Google and T-Mobile ask U.S. ITC not to ban HTC’s Android devices as requested by Apple

“After a federal court accepted Verizon’s and T-Mobile’s amicus curiae briefs in support of Samsung against Apple’s request for a US-wide preliminary injunction against four Android-based devices, a new round of please-don’t-ban-letter-writing took place yesterday with Google and, again, T-Mobile making a public interest argument against an Apple complaint,” Florian Mueller reports for FOSS Patents.

“The maker of Android and the iPhone-less carrier responded to the ITC’s routine request for input on public interest considerations that might dissuade the U.S. trade body from imposing an import ban on HTC’s Android-based devices in the event that an ongoing review affirms in whole or in part an Administrative Law Judge’s initial determination that HTC’s Android devices infringe two Apple patents,” Mueller reports. “The ITC is currently on a December 6, 2011 deadline for its decision on this matter.”

Mueller reports, “Both [Google and T-Mobile] are profoundly concerned about the impact of an import ban against HTC on Android as whole, and point to Apple’s enforcement activities against Samsung and Motorola (at the ITC and in federal courts) in this context. T-Mobile asks the ITC to deny an import ban even if an infringement is found. As a second-best alternative, T-Mobile would like the ITC to ‘allow a four-to-six month transition period […] so that T-Mobile and the rest of the industry could change to other devices without harming U.S. consumers.’ Google doesn’t propose a transition period: it categorically opposes a ban.”

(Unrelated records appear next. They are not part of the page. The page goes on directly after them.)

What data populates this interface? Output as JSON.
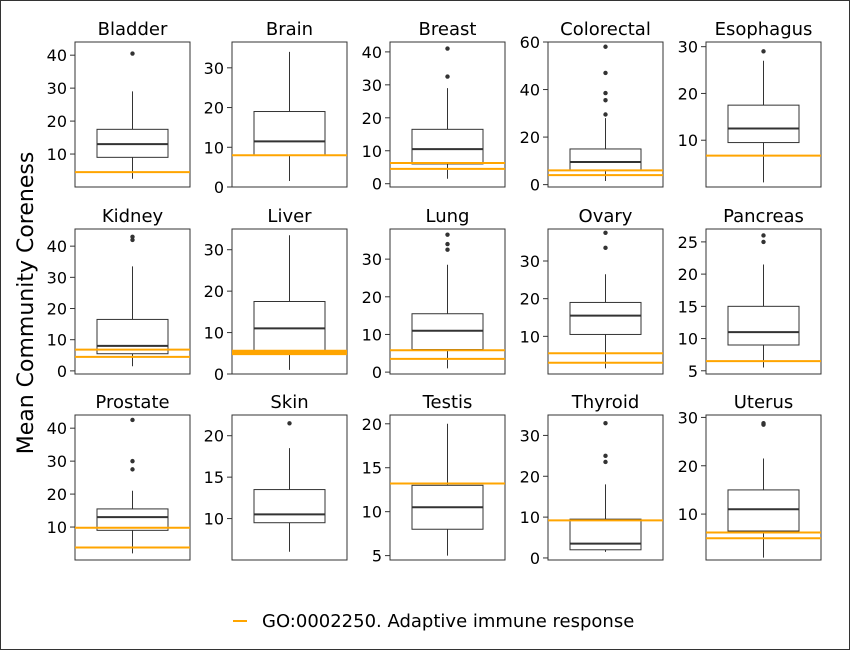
{
  "chart_data": {
    "type": "boxplot",
    "ylabel": "Mean Community Coreness",
    "legend": {
      "label": "GO:0002250. Adaptive immune response",
      "color": "#FFA500",
      "placement": "bottom-center"
    },
    "box_color": "#333333",
    "panels": [
      {
        "title": "Bladder",
        "ylim": [
          0,
          44
        ],
        "ticks": [
          10,
          20,
          30,
          40
        ],
        "box": {
          "whisker_low": 2.5,
          "q1": 9,
          "median": 13,
          "q3": 17.5,
          "whisker_high": 29
        },
        "outliers": [
          40.5
        ],
        "reference_lines": [
          4.5
        ]
      },
      {
        "title": "Brain",
        "ylim": [
          0,
          36.5
        ],
        "ticks": [
          0,
          10,
          20,
          30
        ],
        "box": {
          "whisker_low": 1.5,
          "q1": 8,
          "median": 11.5,
          "q3": 19,
          "whisker_high": 34
        },
        "outliers": [],
        "reference_lines": [
          8
        ]
      },
      {
        "title": "Breast",
        "ylim": [
          -1,
          43
        ],
        "ticks": [
          0,
          10,
          20,
          30,
          40
        ],
        "box": {
          "whisker_low": 1.5,
          "q1": 6,
          "median": 10.5,
          "q3": 16.5,
          "whisker_high": 29
        },
        "outliers": [
          32.5,
          41
        ],
        "reference_lines": [
          4.5,
          6.3
        ]
      },
      {
        "title": "Colorectal",
        "ylim": [
          -1,
          60
        ],
        "ticks": [
          0,
          20,
          40,
          60
        ],
        "box": {
          "whisker_low": 1.5,
          "q1": 6,
          "median": 9.5,
          "q3": 15,
          "whisker_high": 28
        },
        "outliers": [
          29.5,
          35.5,
          38.5,
          47,
          58
        ],
        "reference_lines": [
          4,
          6
        ]
      },
      {
        "title": "Esophagus",
        "ylim": [
          0,
          31
        ],
        "ticks": [
          10,
          20,
          30
        ],
        "box": {
          "whisker_low": 1,
          "q1": 9.5,
          "median": 12.5,
          "q3": 17.5,
          "whisker_high": 27
        },
        "outliers": [
          29
        ],
        "reference_lines": [
          6.7
        ]
      },
      {
        "title": "Kidney",
        "ylim": [
          -1,
          45.5
        ],
        "ticks": [
          0,
          10,
          20,
          30,
          40
        ],
        "box": {
          "whisker_low": 1.5,
          "q1": 5.5,
          "median": 8,
          "q3": 16.5,
          "whisker_high": 33.5
        },
        "outliers": [
          42,
          43
        ],
        "reference_lines": [
          4.5,
          6.8
        ]
      },
      {
        "title": "Liver",
        "ylim": [
          0,
          35
        ],
        "ticks": [
          0,
          10,
          20,
          30
        ],
        "box": {
          "whisker_low": 1,
          "q1": 5,
          "median": 11,
          "q3": 17.5,
          "whisker_high": 33.5
        },
        "outliers": [],
        "reference_lines": [
          4.8,
          5.2,
          5.6
        ]
      },
      {
        "title": "Lung",
        "ylim": [
          -0.5,
          38
        ],
        "ticks": [
          0,
          10,
          20,
          30
        ],
        "box": {
          "whisker_low": 1,
          "q1": 6,
          "median": 11,
          "q3": 15.5,
          "whisker_high": 28.5
        },
        "outliers": [
          32.5,
          34,
          36.5
        ],
        "reference_lines": [
          3.5,
          5.8
        ]
      },
      {
        "title": "Ovary",
        "ylim": [
          0,
          38.5
        ],
        "ticks": [
          10,
          20,
          30
        ],
        "box": {
          "whisker_low": 1.5,
          "q1": 10.5,
          "median": 15.5,
          "q3": 19,
          "whisker_high": 26.5
        },
        "outliers": [
          33.5,
          37.5
        ],
        "reference_lines": [
          3,
          5.5
        ]
      },
      {
        "title": "Pancreas",
        "ylim": [
          4.5,
          27
        ],
        "ticks": [
          5,
          10,
          15,
          20,
          25
        ],
        "box": {
          "whisker_low": 5.5,
          "q1": 9,
          "median": 11,
          "q3": 15,
          "whisker_high": 21.5
        },
        "outliers": [
          25,
          26
        ],
        "reference_lines": [
          6.5
        ]
      },
      {
        "title": "Prostate",
        "ylim": [
          0,
          44
        ],
        "ticks": [
          10,
          20,
          30,
          40
        ],
        "box": {
          "whisker_low": 2,
          "q1": 9,
          "median": 13,
          "q3": 15.5,
          "whisker_high": 21
        },
        "outliers": [
          27.5,
          30,
          42.5
        ],
        "reference_lines": [
          3.8,
          9.8
        ]
      },
      {
        "title": "Skin",
        "ylim": [
          5,
          22.5
        ],
        "ticks": [
          10,
          15,
          20
        ],
        "box": {
          "whisker_low": 6,
          "q1": 9.5,
          "median": 10.5,
          "q3": 13.5,
          "whisker_high": 18.5
        },
        "outliers": [
          21.5
        ],
        "reference_lines": []
      },
      {
        "title": "Testis",
        "ylim": [
          4.5,
          21
        ],
        "ticks": [
          5,
          10,
          15,
          20
        ],
        "box": {
          "whisker_low": 5,
          "q1": 8,
          "median": 10.5,
          "q3": 13,
          "whisker_high": 20
        },
        "outliers": [],
        "reference_lines": [
          13.2
        ]
      },
      {
        "title": "Thyroid",
        "ylim": [
          -0.5,
          35
        ],
        "ticks": [
          0,
          10,
          20,
          30
        ],
        "box": {
          "whisker_low": 1.5,
          "q1": 2,
          "median": 3.5,
          "q3": 9.5,
          "whisker_high": 18
        },
        "outliers": [
          23.5,
          25,
          33
        ],
        "reference_lines": [
          9.2
        ]
      },
      {
        "title": "Uterus",
        "ylim": [
          0.5,
          30.5
        ],
        "ticks": [
          10,
          20,
          30
        ],
        "box": {
          "whisker_low": 1,
          "q1": 6.5,
          "median": 11,
          "q3": 15,
          "whisker_high": 21.5
        },
        "outliers": [
          28.5,
          28.8
        ],
        "reference_lines": [
          5,
          6.2
        ]
      }
    ]
  }
}
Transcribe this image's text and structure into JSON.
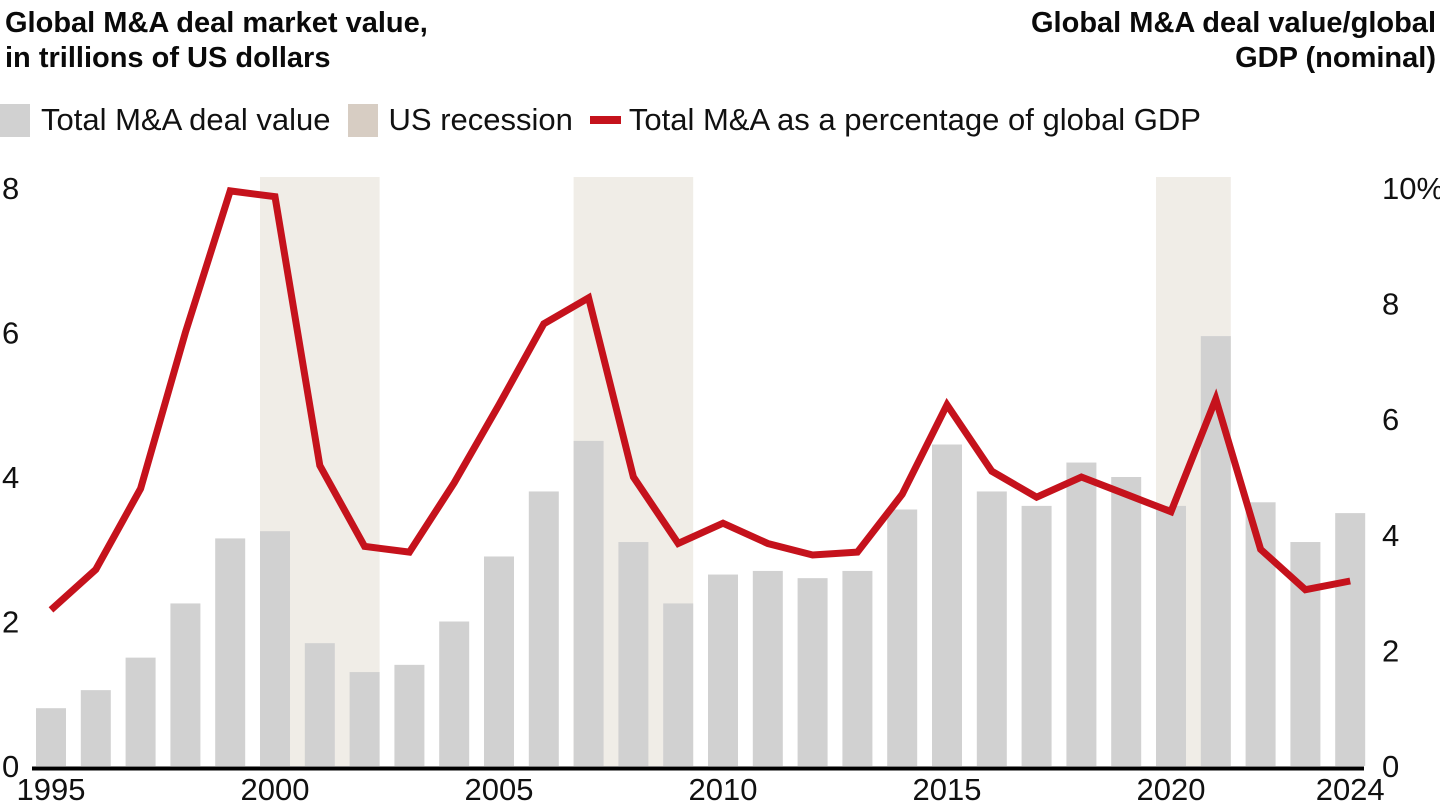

Read more in the full article here.

MacDailyNews Take: Basic logic dictates that those who stole the IP in the first place are the ones who put U.S. consumers at “harm,” if “harm” is defined as causing less- or non-informed consumers to get real iPhones with a quality ecosystem and proven security instead of half-assed imitations. Apple should’t be punished for having been and continuing to be ripped off for one second longer than need be.